I mentioned REPLY earlier, the mechanism servers use to respond to their
clients. More specifically,

  • When a client uses SEND the kernel marks the client’s task as “waiting to
    send” to the recipient task.

  • When the recipient uses RECV, one client task “waiting to send” to it is
    updated to “waiting for reply.” The client task will remain in that state
    until something changes — usually, the server using REPLY.

  • REPLY only works on a task marked as “waiting for reply” from the specific
    server task that is attempting to reply. It switches the client task back into
    a “runnable” state.

REPLY_FAULT is basically the same thing, except instead of delivering a
message and making the task runnable, it delivers a fault and makes the task
dead. With REPLY_FAULT, we can avoid having unnecessary error handling on IPC
operations, because correct programs will just go on as if the problem can’t
occur — and incorrect programs won’t get to handle the error at all!

Like REPLY, a server can only REPLY_FAULT a task that is waiting for its
reply. You can’t use REPLY_FAULT to kill random tasks, only the set of tasks
from which you have RECV’d a message and not yet REPLY’d.

Our system now uses REPLY_FAULT to handle the three cases I mentioned earlier:
a bogus operation code; or a corrupt, truncated, or otherwise nonsensical
message; or if the client doesn’t send the right kind of loaned memory.
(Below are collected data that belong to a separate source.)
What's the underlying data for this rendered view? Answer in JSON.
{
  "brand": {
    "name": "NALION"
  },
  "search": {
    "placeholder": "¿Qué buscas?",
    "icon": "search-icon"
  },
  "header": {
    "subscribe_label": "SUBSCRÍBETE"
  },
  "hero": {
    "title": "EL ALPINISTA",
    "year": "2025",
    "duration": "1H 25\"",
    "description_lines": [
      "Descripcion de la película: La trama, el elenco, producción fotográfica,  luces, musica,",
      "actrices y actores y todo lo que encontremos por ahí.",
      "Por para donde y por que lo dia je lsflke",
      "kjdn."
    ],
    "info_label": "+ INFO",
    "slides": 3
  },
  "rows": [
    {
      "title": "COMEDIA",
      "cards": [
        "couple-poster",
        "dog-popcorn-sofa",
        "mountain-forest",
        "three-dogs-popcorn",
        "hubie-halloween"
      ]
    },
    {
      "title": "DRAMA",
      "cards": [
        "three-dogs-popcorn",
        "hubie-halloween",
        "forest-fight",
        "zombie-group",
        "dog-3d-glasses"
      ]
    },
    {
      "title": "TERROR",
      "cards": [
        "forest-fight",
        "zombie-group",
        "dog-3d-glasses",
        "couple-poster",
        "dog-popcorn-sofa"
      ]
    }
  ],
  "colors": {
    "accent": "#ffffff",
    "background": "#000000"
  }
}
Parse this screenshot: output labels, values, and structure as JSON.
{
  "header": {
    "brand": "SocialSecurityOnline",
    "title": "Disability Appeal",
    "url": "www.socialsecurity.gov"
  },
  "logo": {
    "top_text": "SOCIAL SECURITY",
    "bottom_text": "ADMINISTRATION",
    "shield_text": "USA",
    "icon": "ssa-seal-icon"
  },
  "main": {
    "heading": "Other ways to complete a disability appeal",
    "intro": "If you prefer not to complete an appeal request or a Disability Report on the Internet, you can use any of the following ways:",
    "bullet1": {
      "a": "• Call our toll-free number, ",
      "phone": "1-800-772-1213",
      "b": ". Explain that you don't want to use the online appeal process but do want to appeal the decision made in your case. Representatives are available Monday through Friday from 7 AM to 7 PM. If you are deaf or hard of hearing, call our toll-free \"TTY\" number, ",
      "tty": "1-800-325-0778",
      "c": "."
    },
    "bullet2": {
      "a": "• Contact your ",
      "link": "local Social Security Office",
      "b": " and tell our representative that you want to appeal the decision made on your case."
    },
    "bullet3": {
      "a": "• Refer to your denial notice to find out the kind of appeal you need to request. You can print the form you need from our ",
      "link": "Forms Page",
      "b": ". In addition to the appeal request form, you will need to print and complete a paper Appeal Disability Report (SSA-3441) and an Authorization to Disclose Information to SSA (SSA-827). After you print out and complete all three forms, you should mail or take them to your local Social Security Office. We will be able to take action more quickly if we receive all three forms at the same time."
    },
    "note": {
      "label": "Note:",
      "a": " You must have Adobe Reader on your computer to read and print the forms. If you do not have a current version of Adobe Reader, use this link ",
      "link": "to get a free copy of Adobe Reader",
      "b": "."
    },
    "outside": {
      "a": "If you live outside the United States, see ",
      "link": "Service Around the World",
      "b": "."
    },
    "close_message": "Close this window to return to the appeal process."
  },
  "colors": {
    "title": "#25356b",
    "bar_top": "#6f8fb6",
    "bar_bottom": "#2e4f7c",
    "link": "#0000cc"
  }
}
But REPLY_FAULT also provides a way to define and implement new kinds of
errors — application-specific errors — such as access control rules. For
instance, the Hubris IP stack assigns IP ports to tasks statically. If a task
tries to mess with another task’s IP port, the IP stack faults them. This gets
us the same sort of “fail fast” developer experience, with the smaller and
simpler code that results from not handling “theoretical” errors that can’t
occur in practice.

Like the kernel’s aggressive handling of errors in system calls, I was initially
concerned that REPLY_FAULT would be too extreme. After I had the idea, I
delayed several months before starting implementation, basically trying to talk
myself out of it.

I was being too careful. REPLY_FAULT has been great. A new developer on the
system recently cited it as one of the more surprising and pleasant parts of
developing on Hubris, which is what inspired me to write this post.

The joy of panicking other programs

I mentioned earlier that Hubris IPC was explicitly designed to behave like a
Rust function call from the perspective of the client.

Well, if you violate the preconditions on a Rust function call, the function
will normally respond with a panic!.

REPLY_FAULT essentially provides a way for servers to generate cross-process
panic! in their clients, without requiring clients to contain code to do it
— or, perhaps more importantly, without requiring clients to cooperate in the
process at all.

Overall, this combines with some other system features to make Hubris
“aggressively hostile to malicious programs,” as Eliza Weissman recently
described it. Since attempts at exploitation often manifest first as errors or
misuse of APIs, a system that responds to any misbehavior by wiping the state of
the misbehaving component ought to be harder to exploit. (This hypothesis has
yet to be tested! Please reach out to me if you’re interested in trying to
exploit Hubris. I will help!)

In practice, the only downside I’ve observed from these decisions is that the
system is really difficult to fuzz test. Because I like chaos
, I’ve implemented a small “chaos” task that generates random
IPCs and system calls to test other components for bugs, and almost anything it
does causes it to get immediately reset. To be useful, it has to base all of its
decisions off the one piece of state that is observably different each time it
starts: the system uptime counter. (However, REPLY_FAULT does provide a way
for servers to force chaos upon their clients by randomly killing them, an
option I haven’t fully evaluated.)

But normal Hubris tasks don’t dynamically generate IPC messages, particularly
ones that are deliberately bogus. In practice, they can carry on without
realizing REPLY_FAULT even exists — because unless they do something really
they will never see the business end of it anyway.